Atlantic Studios, New York City

Chronologie
Mingus in Wonderland
(1959)
Blues and Roots Mingus Ah Um
(1959)

Geschichte und Aufbau des Albums Bearbeiten

Mingus erklärt in den Liner Notes, dass ihm der Atlantic Record Produzent Nesuhi Ertegün ein Jahr zuvor vorgeschlagen hatte, ein ganzes Album mit Blues zu machen, wie schon Haitian Fight Song auf dem Atlantic-Album The Clown 1957, da Kritiker gemeint hätten Mingus swinge nicht genug und mache zu intellektuelle, experimentelle Musik. Mingus in den Liner Notes: Ich dachte darüber nach. Ich wurde 'swingend' geboren und schlug meine Hände als kleiner Junge in der Kirche zusammen, aber ich bin erwachsen geworden und liebe es die Dinge anders als nur mit Swing anzugehen. Blues kann aber mehr als nur swingen. So stimmte ich zu. Eine mittelgroße Besetzung von vier Saxophonen und zwei Posaunen erzeugen die Stimmen, die von der gut eingespielten Rhythmusgruppe von Mingus und Richmond zusammengehalten werden.

Das erste Stück Wednesday Night Prayer Meeting erinnert nach Mingus an die Gospelmusik der Methodisten-Gottesdienste, die er als Kind in Begleitung seiner Stiefmutter erlebte. Die Stimmen der Gottesdienstbesucher übernehmen die Saxophone im Wechselspiel, gelegentlich unterbrochen und vorangetrieben von Zwischenrufen und Klatschen (zweite Hälfte zum Alt-Solo) von Mingus und anderen Spielern. Auch Richmond hat ein kurzes Solo (neben Handy, Dennis, Parlan mit einem monotonen Groove, Ervin).

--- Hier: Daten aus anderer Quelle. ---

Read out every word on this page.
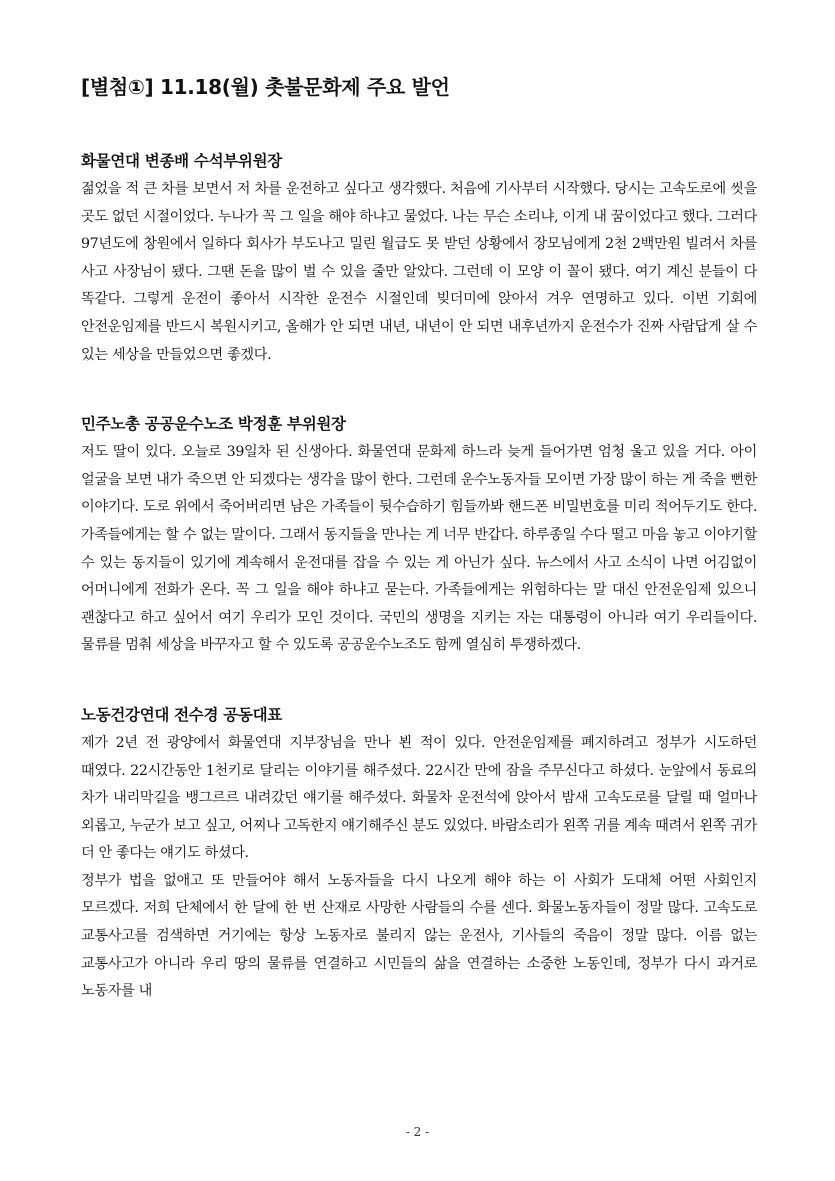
[별첨①] 11.18(월) 촛불문화제 주요 발언
화물연대 변종배 수석부위원장

젊었을 적 큰 차를 보면서 저 차를 운전하고 싶다고 생각했다. 처음에 기사부터 시작했다. 당시는 고속도로에 씻을 곳도 없던 시절이었다. 누나가 꼭 그 일을 해야 하냐고 물었다. 나는 무슨 소리냐, 이게 내 꿈이었다고 했다. 그러다 97년도에 창원에서 일하다 회사가 부도나고 밀린 월급도 못 받던 상황에서 장모님에게 2천 2백만원 빌려서 차를 사고 사장님이 됐다. 그땐 돈을 많이 벌 수 있을 줄만 알았다. 그런데 이 모양 이 꼴이 됐다. 여기 계신 분들이 다 똑같다. 그렇게 운전이 좋아서 시작한 운전수 시절인데 빚더미에 앉아서 겨우 연명하고 있다. 이번 기회에 안전운임제를 반드시 복원시키고, 올해가 안 되면 내년, 내년이 안 되면 내후년까지 운전수가 진짜 사람답게 살 수 있는 세상을 만들었으면 좋겠다.

민주노총 공공운수노조 박정훈 부위원장

저도 딸이 있다. 오늘로 39일차 된 신생아다. 화물연대 문화제 하느라 늦게 들어가면 엄청 울고 있을 거다. 아이 얼굴을 보면 내가 죽으면 안 되겠다는 생각을 많이 한다. 그런데 운수노동자들 모이면 가장 많이 하는 게 죽을 뻔한 이야기다. 도로 위에서 죽어버리면 남은 가족들이 뒷수습하기 힘들까봐 핸드폰 비밀번호를 미리 적어두기도 한다. 가족들에게는 할 수 없는 말이다. 그래서 동지들을 만나는 게 너무 반갑다. 하루종일 수다 떨고 마음 놓고 이야기할 수 있는 동지들이 있기에 계속해서 운전대를 잡을 수 있는 게 아닌가 싶다. 뉴스에서 사고 소식이 나면 어김없이 어머니에게 전화가 온다. 꼭 그 일을 해야 하냐고 묻는다. 가족들에게는 위험하다는 말 대신 안전운임제 있으니 괜찮다고 하고 싶어서 여기 우리가 모인 것이다. 국민의 생명을 지키는 자는 대통령이 아니라 여기 우리들이다. 물류를 멈춰 세상을 바꾸자고 할 수 있도록 공공운수노조도 함께 열심히 투쟁하겠다.

노동건강연대 전수경 공동대표

제가 2년 전 광양에서 화물연대 지부장님을 만나 뵌 적이 있다. 안전운임제를 폐지하려고 정부가 시도하던 때였다. 22시간동안 1천키로 달리는 이야기를 해주셨다. 22시간 만에 잠을 주무신다고 하셨다. 눈앞에서 동료의 차가 내리막길을 뱅그르르 내려갔던 얘기를 해주셨다. 화물차 운전석에 앉아서 밤새 고속도로를 달릴 때 얼마나 외롭고, 누군가 보고 싶고, 어찌나 고독한지 얘기해주신 분도 있었다. 바람소리가 왼쪽 귀를 계속 때려서 왼쪽 귀가 더 안 좋다는 얘기도 하셨다.

정부가 법을 없애고 또 만들어야 해서 노동자들을 다시 나오게 해야 하는 이 사회가 도대체 어떤 사회인지 모르겠다. 저희 단체에서 한 달에 한 번 산재로 사망한 사람들의 수를 센다. 화물노동자들이 정말 많다. 고속도로 교통사고를 검색하면 거기에는 항상 노동자로 불리지 않는 운전사, 기사들의 죽음이 정말 많다. 이름 없는 교통사고가 아니라 우리 땅의 물류를 연결하고 시민들의 삶을 연결하는 소중한 노동인데, 정부가 다시 과거로 노동자를 내

- 2 -
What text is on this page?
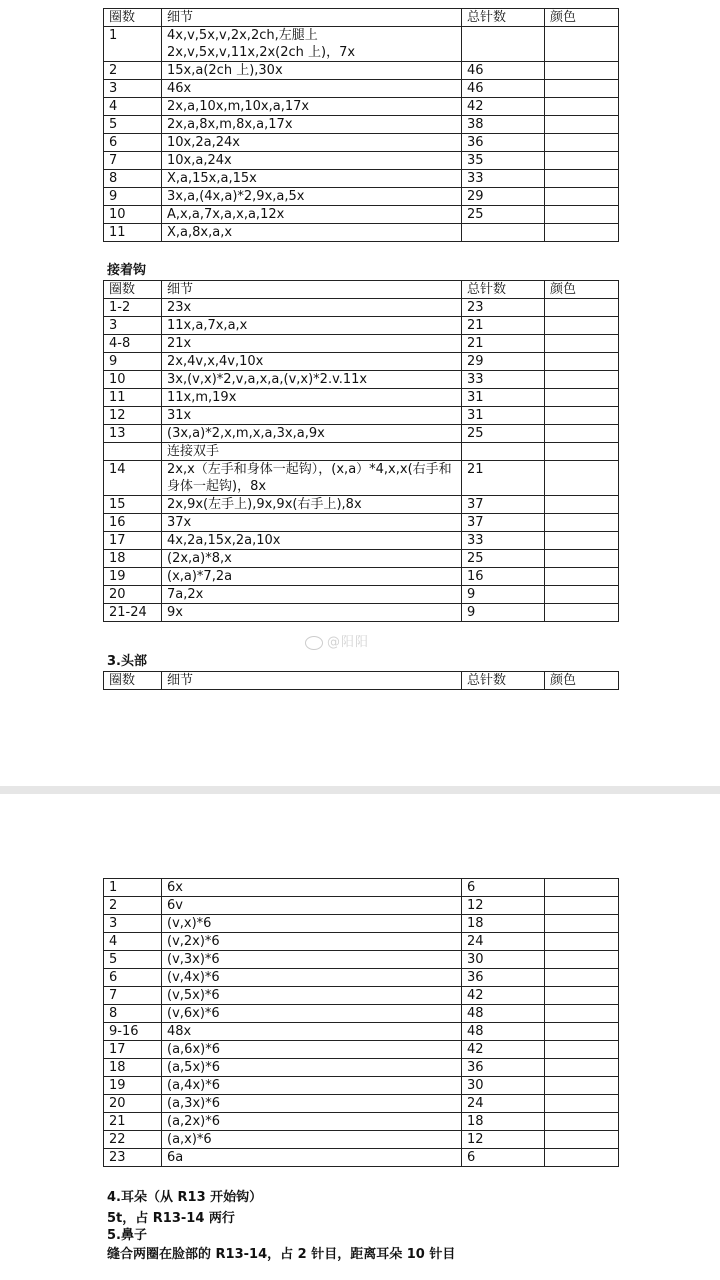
圈数	细节	总针数	颜色
1	4x,v,5x,v,2x,2ch,左腿上 2x,v,5x,v,11x,2x(2ch 上)，7x		
2	15x,a(2ch 上),30x	46	
3	46x	46	
4	2x,a,10x,m,10x,a,17x	42	
5	2x,a,8x,m,8x,a,17x	38	
6	10x,2a,24x	36	
7	10x,a,24x	35	
8	X,a,15x,a,15x	33	
9	3x,a,(4x,a)*2,9x,a,5x	29	
10	A,x,a,7x,a,x,a,12x	25	
11	X,a,8x,a,x		
接着钩
圈数	细节	总针数	颜色
1-2	23x	23	
3	11x,a,7x,a,x	21	
4-8	21x	21	
9	2x,4v,x,4v,10x	29	
10	3x,(v,x)*2,v,a,x,a,(v,x)*2.v.11x	33	
11	11x,m,19x	31	
12	31x	31	
13	(3x,a)*2,x,m,x,a,3x,a,9x	25	
	连接双手		
14	2x,x（左手和身体一起钩），(x,a）*4,x,x(右手和身体一起钩)，8x	21	
15	2x,9x(左手上),9x,9x(右手上),8x	37	
16	37x	37	
17	4x,2a,15x,2a,10x	33	
18	(2x,a)*8,x	25	
19	(x,a)*7,2a	16	
20	7a,2x	9	
21-24	9x	9	
@阳阳
3.头部
圈数	细节	总针数	颜色
1	6x	6	
2	6v	12	
3	(v,x)*6	18	
4	(v,2x)*6	24	
5	(v,3x)*6	30	
6	(v,4x)*6	36	
7	(v,5x)*6	42	
8	(v,6x)*6	48	
9-16	48x	48	
17	(a,6x)*6	42	
18	(a,5x)*6	36	
19	(a,4x)*6	30	
20	(a,3x)*6	24	
21	(a,2x)*6	18	
22	(a,x)*6	12	
23	6a	6	
4.耳朵（从 R13 开始钩）
5t，占 R13-14 两行
5.鼻子
缝合两圈在脸部的 R13-14，占 2 针目，距离耳朵 10 针目
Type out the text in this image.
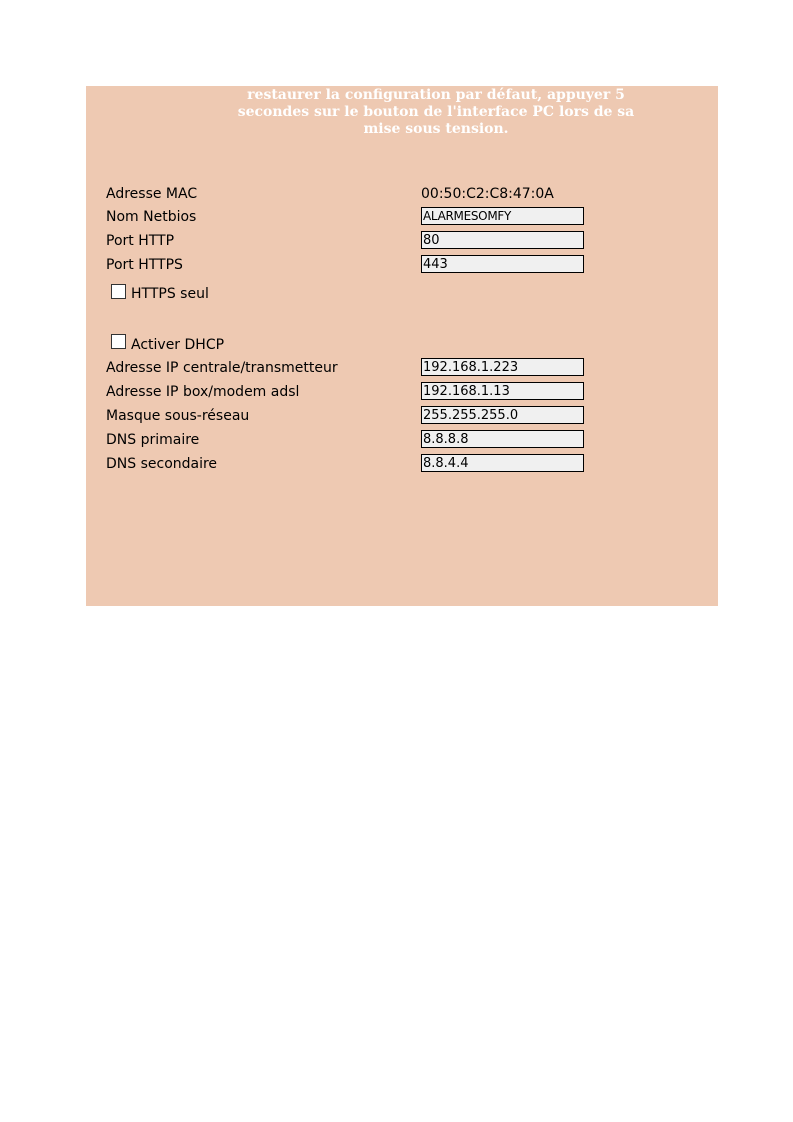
restaurer la configuration par défaut, appuyer 5
secondes sur le bouton de l'interface PC lors de sa
mise sous tension.
Adresse MAC	00:50:C2:C8:47:0A
Nom Netbios
ALARMESOMFY
Port HTTP
80
Port HTTPS
443
HTTPS seul
Activer DHCP
Adresse IP centrale/transmetteur
192.168.1.223
Adresse IP box/modem adsl
192.168.1.13
Masque sous-réseau
255.255.255.0
DNS primaire
8.8.8.8
DNS secondaire
8.8.4.4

Cryin’ Blues ist ein langsamer Blues, eröffnet mit einem Tenorsolo, gefolgt von einem Solo von Mingus, Parlan am Klavier und McLean ist am Schluss im Chor mit den anderen zu hören, die ihre Energie auch in Zwischenrufen loswerden, bevor das Stück langsam ausklingt.

In Moanin’ sind Soli von McLean, Pepper Adams, Booker Ervin, immer wieder unterlegt durch die rhythmisch eingesetzte Thema-Phrase (Riff), gespielt vom Adams am Bariton. Das Stück, das in AABA-Form verfasst ist (wobei jedes der Segmente 16 Takte umfasst) wurde auch von der Mingus Bigband neu eingespielt.

Tensions hat Soli von Mingus, McLean, Booker Ervin, Parlan und Richmond.

My Jelly Roll Soul führt in die Welt des frühen Jazz, von der sich Mingus nach eigenen Worten durch ein Buch mit Stücken von Jelly Roll Morton inspirieren ließ, das er aber vor Beginn der Komposition verlegt hatte. Hier hat auch Knepper sein Solo, gefolgt von Parlan am Klavier und McLean. Am Schluss spielen Mingus und Richmond im Wechsel, wobei am Ende die Bläser wieder mit einsetzen.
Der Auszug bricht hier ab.